I have been watching you for a while.”

I shade my eyes, my hand peaked

He stands, a handsome grey silhouette

I am flattered.

He and his sister ask to sit down

I gaily wave my hand.

They order coffee. He asked about mine.

His eyes were oval shaped and sparkled.

I  almost fall in love.

He had just arrived from Australia

His sister started to plan his stay.

Tuesday, Belfast. Saturday for friends.

Then Southampton,  Bristol. Back to Gatwick.

He didn’t know the lie of the land.

He sought clarification with a wallet, coffee cup and me

Marking us out.

“I am West.” I said. “Beyond the coffee cup.
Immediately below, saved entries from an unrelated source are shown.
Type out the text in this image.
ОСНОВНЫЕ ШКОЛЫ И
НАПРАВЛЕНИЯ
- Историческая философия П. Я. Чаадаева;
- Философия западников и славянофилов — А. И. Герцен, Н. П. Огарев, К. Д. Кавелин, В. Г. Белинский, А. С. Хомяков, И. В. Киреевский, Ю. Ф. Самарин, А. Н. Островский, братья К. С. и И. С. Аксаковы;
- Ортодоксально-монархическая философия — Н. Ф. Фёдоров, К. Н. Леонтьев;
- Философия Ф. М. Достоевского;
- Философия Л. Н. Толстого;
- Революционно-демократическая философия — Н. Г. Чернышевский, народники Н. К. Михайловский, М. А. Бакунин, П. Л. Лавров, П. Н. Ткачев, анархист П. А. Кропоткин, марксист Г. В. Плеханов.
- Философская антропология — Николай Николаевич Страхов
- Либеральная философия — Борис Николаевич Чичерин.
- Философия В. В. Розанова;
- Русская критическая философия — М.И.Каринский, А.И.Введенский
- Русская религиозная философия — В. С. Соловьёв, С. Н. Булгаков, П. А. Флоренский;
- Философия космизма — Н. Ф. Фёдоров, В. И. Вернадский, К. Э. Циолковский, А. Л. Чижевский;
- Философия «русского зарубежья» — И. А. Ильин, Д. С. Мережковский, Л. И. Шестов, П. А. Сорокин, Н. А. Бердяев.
Southampton is the other way.”

Conversation turns to distance.

“I am not so good with numbers,”

he turns his eyes to me again.

We are almost there

How many children have you?”

his sister asks him, suddenly.

He answers “three

and one wife,” she adds.

I walk into the gallery with care

Proud, full of grace

Straight back

I am a beautiful woman

I know my place.

I am here to see Ravilious

An artist I had not heard of

And, this time I fall in love.

An ancient no. 29 bus sprawls

Abandoned

In Great Bardfield, Essex

On four wooden barrels

With a winding staircase

All shape.

A waterwheel of rotary blades

Four waddling, white fat geese,

pecking.

A south coast beach

a blue rimmed boat wrapped

in barbed wire

on a landscape of water colour.

An impression of surrealism!

I began to stir as I stared

Ravilious had captured the world

And it was there, there, in front of me.

Planes, caravans, bikes, bombs

Fresh interiors

Dash patterned rooms

Featured from circles

Squares, curvaceous and round.

He captures the White horse in Wiltshire

the Cerne Abbas Giant

Cut out of the chalk

and lets them rests  on the hill side.

Then Ravilious goes to war

Paints darkness and light

A Train Going over a Bridge at Night

A line of explosions of sun on sea

A triangle of dawn over day

Round faces staring in submarines.

Slowly he showed me the shape of things.